Abraham se esconde detrás de un sombrero y un verbo florido. Jamás hubiera reconocido a la persona detrás de los textos, quizá por la timidez, quizá por esa socarronería que en persona es mucho más evidente que en las palabras. Detrás de todo ello hay un tremendo gourmet con sensibilidad que, como no puede ser de otra manera, da lugar a un cocinero de primer nivel.

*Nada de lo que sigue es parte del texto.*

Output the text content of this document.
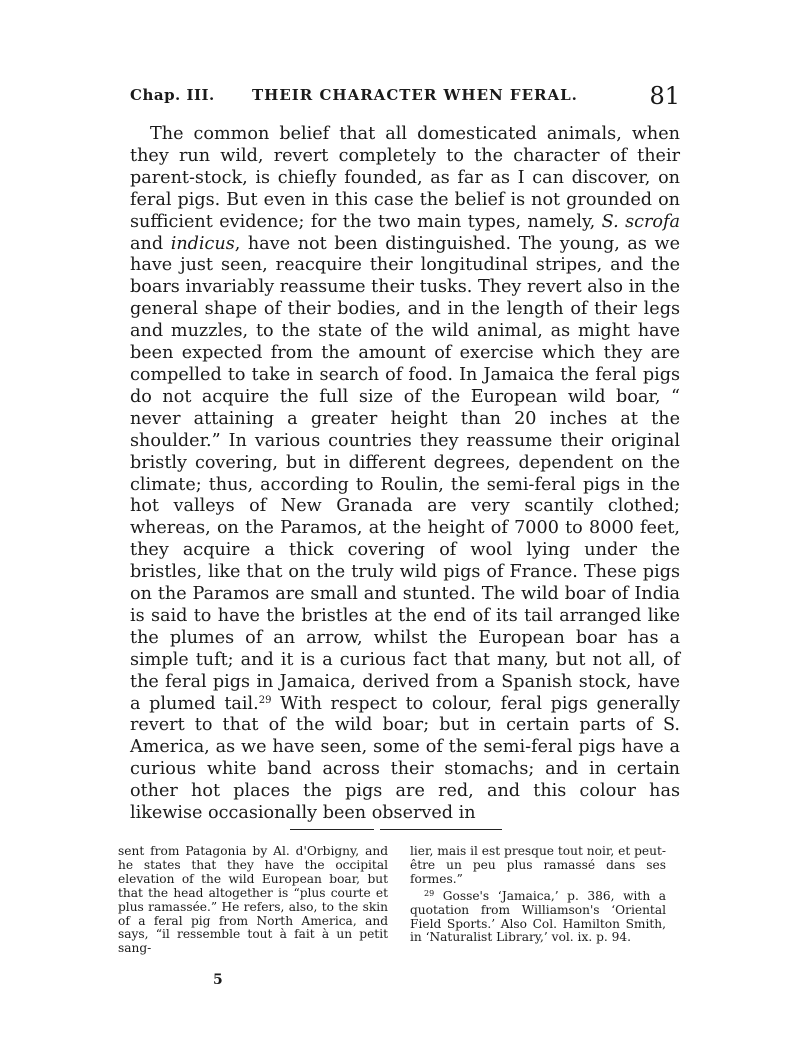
Chap. III. THEIR CHARACTER WHEN FERAL.	81

The common belief that all domesticated animals, when they run wild, revert completely to the character of their parent-stock, is chiefly founded, as far as I can discover, on feral pigs. But even in this case the belief is not grounded on sufficient evidence; for the two main types, namely, S. scrofa and indicus, have not been distinguished. The young, as we have just seen, reacquire their longitudinal stripes, and the boars invariably reassume their tusks. They revert also in the general shape of their bodies, and in the length of their legs and muzzles, to the state of the wild animal, as might have been expected from the amount of exercise which they are compelled to take in search of food. In Jamaica the feral pigs do not acquire the full size of the European wild boar, “ never attaining a greater height than 20 inches at the shoulder.” In various countries they reassume their original bristly covering, but in different degrees, dependent on the climate; thus, according to Roulin, the semi-feral pigs in the hot valleys of New Granada are very scantily clothed; whereas, on the Paramos, at the height of 7000 to 8000 feet, they acquire a thick covering of wool lying under the bristles, like that on the truly wild pigs of France. These pigs on the Paramos are small and stunted. The wild boar of India is said to have the bristles at the end of its tail arranged like the plumes of an arrow, whilst the European boar has a simple tuft; and it is a curious fact that many, but not all, of the feral pigs in Jamaica, derived from a Spanish stock, have a plumed tail.$^{29}$ With respect to colour, feral pigs generally revert to that of the wild boar; but in certain parts of S. America, as we have seen, some of the semi-feral pigs have a curious white band across their stomachs; and in certain other hot places the pigs are red, and this colour has likewise occasionally been observed in

sent from Patagonia by Al. d'Orbigny, and he states that they have the occipital elevation of the wild European boar, but that the head altogether is “plus courte et plus ramassée.” He refers, also, to the skin of a feral pig from North America, and says, “il ressemble tout à fait à un petit sang-

lier, mais il est presque tout noir, et peut-être un peu plus ramassé dans ses formes.”

$^{29}$ Gosse's ‘Jamaica,’ p. 386, with a quotation from Williamson's ‘Oriental Field Sports.’ Also Col. Hamilton Smith, in ‘Naturalist Library,’ vol. ix. p. 94.

5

Vale, no está de moda, vale, no es un tipo dócil. Pero es que en Viridiana se come maravillosamente. Los embutidos que de tanto en tanto se trae de Can Ravell, sus huevos con crema de hongos y trufa, la carne de toro de lidia del encaste Domeq-Jandilla, sea en brocheta o en carpaccio, las impresionantes croquetas de oveja latxa -la misma con la que se hace el maravilloso Ossau Iraty y las que él dice que "con total inmodestia son las mejores del mundo"-, el foie ahumado en madera de arce con chutney de naranjas amargas y sauternes, el impresionante gazpacho con fresones y arenque del Báltico, las lentejas estofadas al curry, sus platos de cerdo -la presa, como nadie-, los caracoles a la "llauna" -los mejores que haya tomado-, sus risottos, la caza, los quesos , la inmensa carta de vinos, los mejores destilados.

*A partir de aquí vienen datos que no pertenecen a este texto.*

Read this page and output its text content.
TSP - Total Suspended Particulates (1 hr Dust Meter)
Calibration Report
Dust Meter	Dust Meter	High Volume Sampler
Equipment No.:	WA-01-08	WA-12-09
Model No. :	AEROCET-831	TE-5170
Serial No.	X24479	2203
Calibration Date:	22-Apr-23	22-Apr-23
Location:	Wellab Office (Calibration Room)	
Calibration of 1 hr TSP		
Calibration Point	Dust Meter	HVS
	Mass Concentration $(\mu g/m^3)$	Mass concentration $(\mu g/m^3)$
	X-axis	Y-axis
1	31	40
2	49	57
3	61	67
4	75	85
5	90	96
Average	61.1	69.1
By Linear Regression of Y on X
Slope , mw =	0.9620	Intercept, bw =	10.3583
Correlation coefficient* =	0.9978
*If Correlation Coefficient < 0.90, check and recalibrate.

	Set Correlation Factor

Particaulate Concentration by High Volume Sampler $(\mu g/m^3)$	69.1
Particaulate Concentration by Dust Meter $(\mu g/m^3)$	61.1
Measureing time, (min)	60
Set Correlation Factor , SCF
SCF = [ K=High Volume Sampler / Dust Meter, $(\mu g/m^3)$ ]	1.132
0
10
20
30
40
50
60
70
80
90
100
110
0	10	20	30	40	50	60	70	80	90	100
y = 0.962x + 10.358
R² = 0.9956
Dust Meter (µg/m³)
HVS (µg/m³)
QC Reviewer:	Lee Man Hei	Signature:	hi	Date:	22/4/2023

Comer en Viridiana es una fiesta, es una liturgia, es la gastronomía en mayúsculas, va del aperitivo al puro y al destilado, son las cuatro mejores horas que se venden en Madrid. Es fácil vender exceso, lo difícil es hacerlo con la concreción y el producto con la que lo hace Abraham, porque podría parecer que las cosas son como son por casualidad y sin embargo no hay nada hecho al buen tuntún en su cocina.

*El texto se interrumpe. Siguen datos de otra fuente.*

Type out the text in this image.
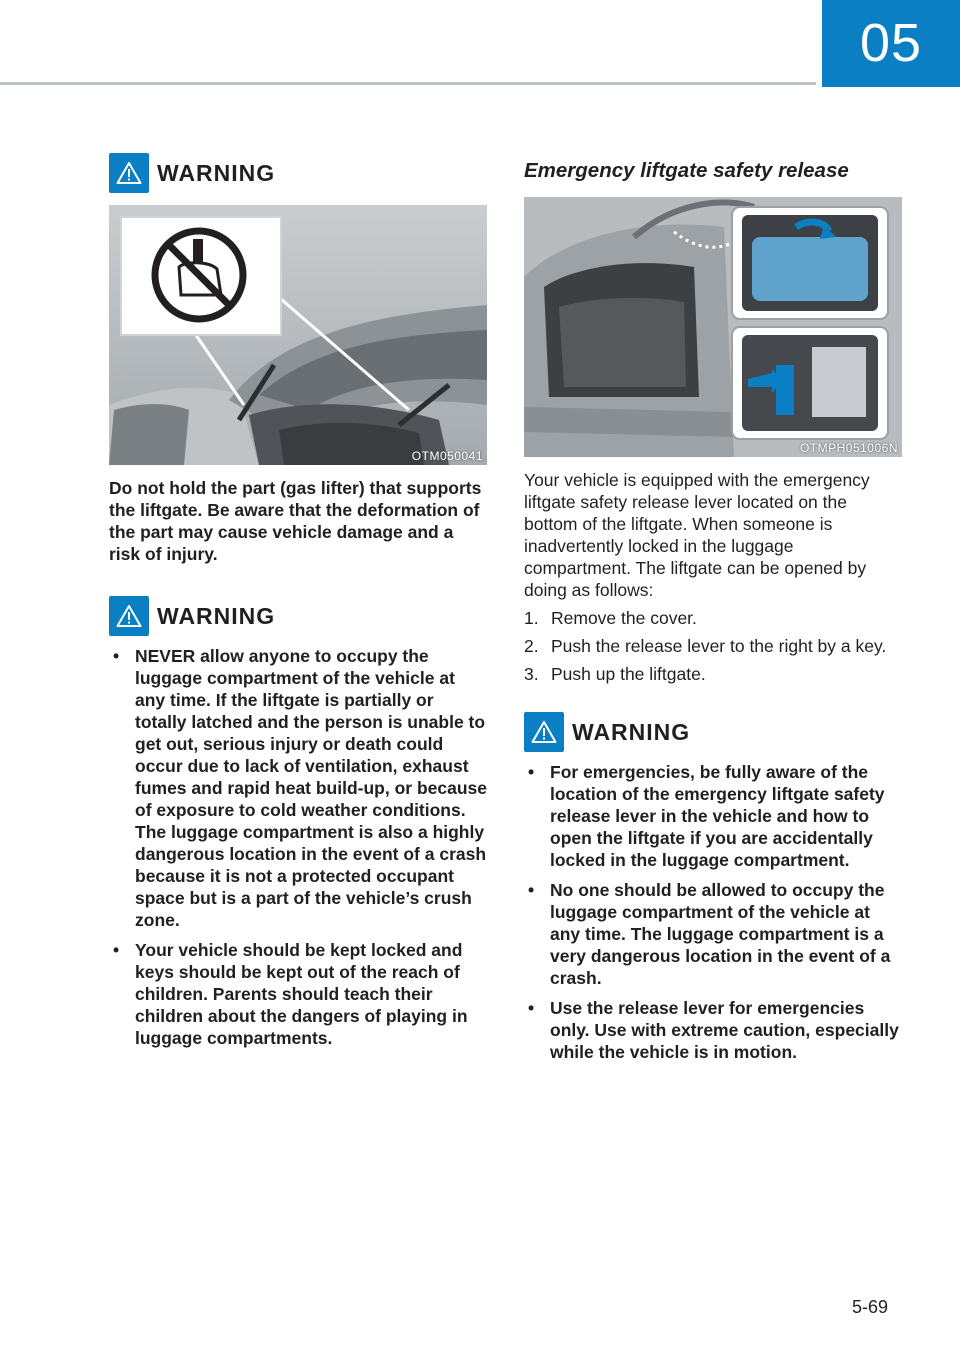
05
WARNING
OTM050041

Do not hold the part (gas lifter) that supports the liftgate. Be aware that the deformation of the part may cause vehicle damage and a risk of injury.

WARNING
• NEVER allow anyone to occupy the luggage compartment of the vehicle at any time. If the liftgate is partially or totally latched and the person is unable to get out, serious injury or death could occur due to lack of ventilation, exhaust fumes and rapid heat build-up, or because of exposure to cold weather conditions. The luggage compartment is also a highly dangerous location in the event of a crash because it is not a protected occupant space but is a part of the vehicle’s crush zone.
• Your vehicle should be kept locked and keys should be kept out of the reach of children. Parents should teach their children about the dangers of playing in luggage compartments.
Emergency liftgate safety release
OTMPH051006N

Your vehicle is equipped with the emergency liftgate safety release lever located on the bottom of the liftgate. When someone is inadvertently locked in the luggage compartment. The liftgate can be opened by doing as follows:

1. Remove the cover.
2. Push the release lever to the right by a key.
3. Push up the liftgate.
WARNING
• For emergencies, be fully aware of the location of the emergency liftgate safety release lever in the vehicle and how to open the liftgate if you are accidentally locked in the luggage compartment.
• No one should be allowed to occupy the luggage compartment of the vehicle at any time. The luggage compartment is a very dangerous location in the event of a crash.
• Use the release lever for emergencies only. Use with extreme caution, especially while the vehicle is in motion.
5-69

Aunque apoyemos al personal más joven que acaba de llegar -cosa importante- yo creo que es cosa de empezar a reconocerle su inmensa categoría; ha enseñado a comer a toda una generación de gourmets, ha enseñado a cocinar a lo mejor que brota en Madrid y treinta años después sigue en cabeza de la gastronomía madrileña -con al menos un cuerpo de ventaja sobre el siguiente- con el desgaste que ello supone. No es moco de pavo.